Gudbjorg is frightened of the Black Hole because horrible things happen down there. She lives with a secret that she can’t tell anybody, because Grandpa says that her family will lose their home if she does. Grandpa buys her presents and gives her caramels in a lovely white jug, so that makes him a good person, doesn’t it?
On the wall above Grandpa’s bed is a black and white reproduction of a Madonna and Child that Gudbjorg likes to gaze upon, as it comforts her when Grandpa is making her feel bad.
When she has grown into a teenager, and her family has moved away from Mörk, she realises that what has happened throughout her childhood is wrong. But still she takes the blame, and the shame of her experiences upon herself. After all, she seems to be the only girl in the family that this has happened to.
Gudbjorg emerges into womanhood accompanied by the ghost of Grandpa’s abuse. Every time she wants to say anything, the ghost tightens its hand over her mouth and she remains dumb. It’s not until she takes a new job as Principle of a Reykjavik primary school that she accepts she needs to get help.
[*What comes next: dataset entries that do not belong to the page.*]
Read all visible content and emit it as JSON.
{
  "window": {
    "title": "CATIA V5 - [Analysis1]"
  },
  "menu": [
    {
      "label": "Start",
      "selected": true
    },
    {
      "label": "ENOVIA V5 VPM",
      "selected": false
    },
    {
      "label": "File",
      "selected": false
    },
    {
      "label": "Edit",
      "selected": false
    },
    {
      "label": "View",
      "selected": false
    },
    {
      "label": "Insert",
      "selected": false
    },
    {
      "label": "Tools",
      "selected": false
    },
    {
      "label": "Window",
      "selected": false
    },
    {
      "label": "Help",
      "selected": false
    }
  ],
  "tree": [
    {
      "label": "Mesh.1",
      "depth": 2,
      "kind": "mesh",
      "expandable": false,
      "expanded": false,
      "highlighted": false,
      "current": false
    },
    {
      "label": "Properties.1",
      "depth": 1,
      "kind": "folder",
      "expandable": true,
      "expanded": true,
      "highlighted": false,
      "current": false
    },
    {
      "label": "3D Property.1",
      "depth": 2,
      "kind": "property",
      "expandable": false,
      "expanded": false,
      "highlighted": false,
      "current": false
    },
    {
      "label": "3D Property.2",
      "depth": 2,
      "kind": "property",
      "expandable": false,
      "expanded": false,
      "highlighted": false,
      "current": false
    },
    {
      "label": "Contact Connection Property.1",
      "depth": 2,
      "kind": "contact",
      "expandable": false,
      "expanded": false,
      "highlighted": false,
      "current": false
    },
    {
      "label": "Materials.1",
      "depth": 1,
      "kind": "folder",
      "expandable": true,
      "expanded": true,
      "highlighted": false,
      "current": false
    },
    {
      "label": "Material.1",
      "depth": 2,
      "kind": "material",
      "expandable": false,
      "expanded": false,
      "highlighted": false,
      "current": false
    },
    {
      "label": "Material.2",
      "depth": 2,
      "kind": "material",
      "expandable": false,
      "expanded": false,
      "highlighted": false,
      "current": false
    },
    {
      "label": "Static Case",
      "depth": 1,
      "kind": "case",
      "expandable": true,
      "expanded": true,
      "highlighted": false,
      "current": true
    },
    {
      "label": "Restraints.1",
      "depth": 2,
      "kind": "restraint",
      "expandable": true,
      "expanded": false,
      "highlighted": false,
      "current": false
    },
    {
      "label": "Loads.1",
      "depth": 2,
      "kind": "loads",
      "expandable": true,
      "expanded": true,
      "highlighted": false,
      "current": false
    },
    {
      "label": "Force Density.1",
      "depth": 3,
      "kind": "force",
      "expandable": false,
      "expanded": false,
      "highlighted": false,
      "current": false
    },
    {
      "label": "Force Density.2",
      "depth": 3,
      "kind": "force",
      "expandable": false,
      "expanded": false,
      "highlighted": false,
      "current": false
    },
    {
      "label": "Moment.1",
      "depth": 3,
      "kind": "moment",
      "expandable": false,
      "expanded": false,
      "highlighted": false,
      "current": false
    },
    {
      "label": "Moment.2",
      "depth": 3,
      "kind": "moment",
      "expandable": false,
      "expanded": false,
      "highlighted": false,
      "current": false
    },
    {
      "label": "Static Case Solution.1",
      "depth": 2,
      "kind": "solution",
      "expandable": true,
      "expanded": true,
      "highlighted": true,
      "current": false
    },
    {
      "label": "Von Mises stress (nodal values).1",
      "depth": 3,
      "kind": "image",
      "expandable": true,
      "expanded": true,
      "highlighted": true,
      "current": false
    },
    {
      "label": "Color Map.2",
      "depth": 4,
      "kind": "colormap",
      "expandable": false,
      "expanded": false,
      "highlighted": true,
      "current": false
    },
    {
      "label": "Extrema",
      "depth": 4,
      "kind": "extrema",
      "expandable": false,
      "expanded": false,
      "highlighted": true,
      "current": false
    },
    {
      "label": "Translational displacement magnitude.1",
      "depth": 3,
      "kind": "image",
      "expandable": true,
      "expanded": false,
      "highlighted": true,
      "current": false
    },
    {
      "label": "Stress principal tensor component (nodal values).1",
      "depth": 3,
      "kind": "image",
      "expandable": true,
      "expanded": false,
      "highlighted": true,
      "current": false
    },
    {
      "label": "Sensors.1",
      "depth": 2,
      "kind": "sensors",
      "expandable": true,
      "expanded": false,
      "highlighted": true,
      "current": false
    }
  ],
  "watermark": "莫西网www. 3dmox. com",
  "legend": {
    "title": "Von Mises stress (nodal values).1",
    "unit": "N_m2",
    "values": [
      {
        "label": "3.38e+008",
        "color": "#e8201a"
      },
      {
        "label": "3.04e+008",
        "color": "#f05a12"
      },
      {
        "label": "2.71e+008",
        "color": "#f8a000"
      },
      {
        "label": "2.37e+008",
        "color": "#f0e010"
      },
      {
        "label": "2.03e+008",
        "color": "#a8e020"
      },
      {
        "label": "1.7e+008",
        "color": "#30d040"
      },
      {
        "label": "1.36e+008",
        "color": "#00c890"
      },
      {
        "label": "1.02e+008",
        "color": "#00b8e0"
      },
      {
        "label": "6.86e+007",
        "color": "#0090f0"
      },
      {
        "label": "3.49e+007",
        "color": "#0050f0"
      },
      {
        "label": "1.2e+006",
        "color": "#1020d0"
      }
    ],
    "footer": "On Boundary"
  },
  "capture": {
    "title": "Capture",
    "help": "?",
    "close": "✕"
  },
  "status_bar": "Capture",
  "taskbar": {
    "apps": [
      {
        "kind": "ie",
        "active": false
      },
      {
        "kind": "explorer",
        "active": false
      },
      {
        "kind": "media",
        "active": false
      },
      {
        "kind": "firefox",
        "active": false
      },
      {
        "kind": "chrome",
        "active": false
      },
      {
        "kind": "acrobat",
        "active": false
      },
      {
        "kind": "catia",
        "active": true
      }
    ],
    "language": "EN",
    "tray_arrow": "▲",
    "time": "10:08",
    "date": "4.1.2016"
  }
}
It’s Gudbjorg’s daughter, Thora Karitas Arnadottir, who has taken her mother’s true story and brought it out into the light. Weaving together fact, fiction and poetic prose, her resulting testament bears all the magic of a fairy tale. A fairy tale incorporating endurance and survival, violence and tenderness and the heroism of a character who refuses to be crushed by the monster at the bottom of the Black Hole.
Despite the darkness at the heart of Gudbjorg’s story, Thora Karitas has created a compelling narrative nonfiction account of life in Iceland from the time of her great-great-grandparents, right into the present. A story full of rural charm and ancestral memories, often encapsulated in the familial objects Gudbjorg has collected around her – each opening a window into the past and placing us in a particular moment – bringing back into sharp focus members of her family and ways of life that have long passed.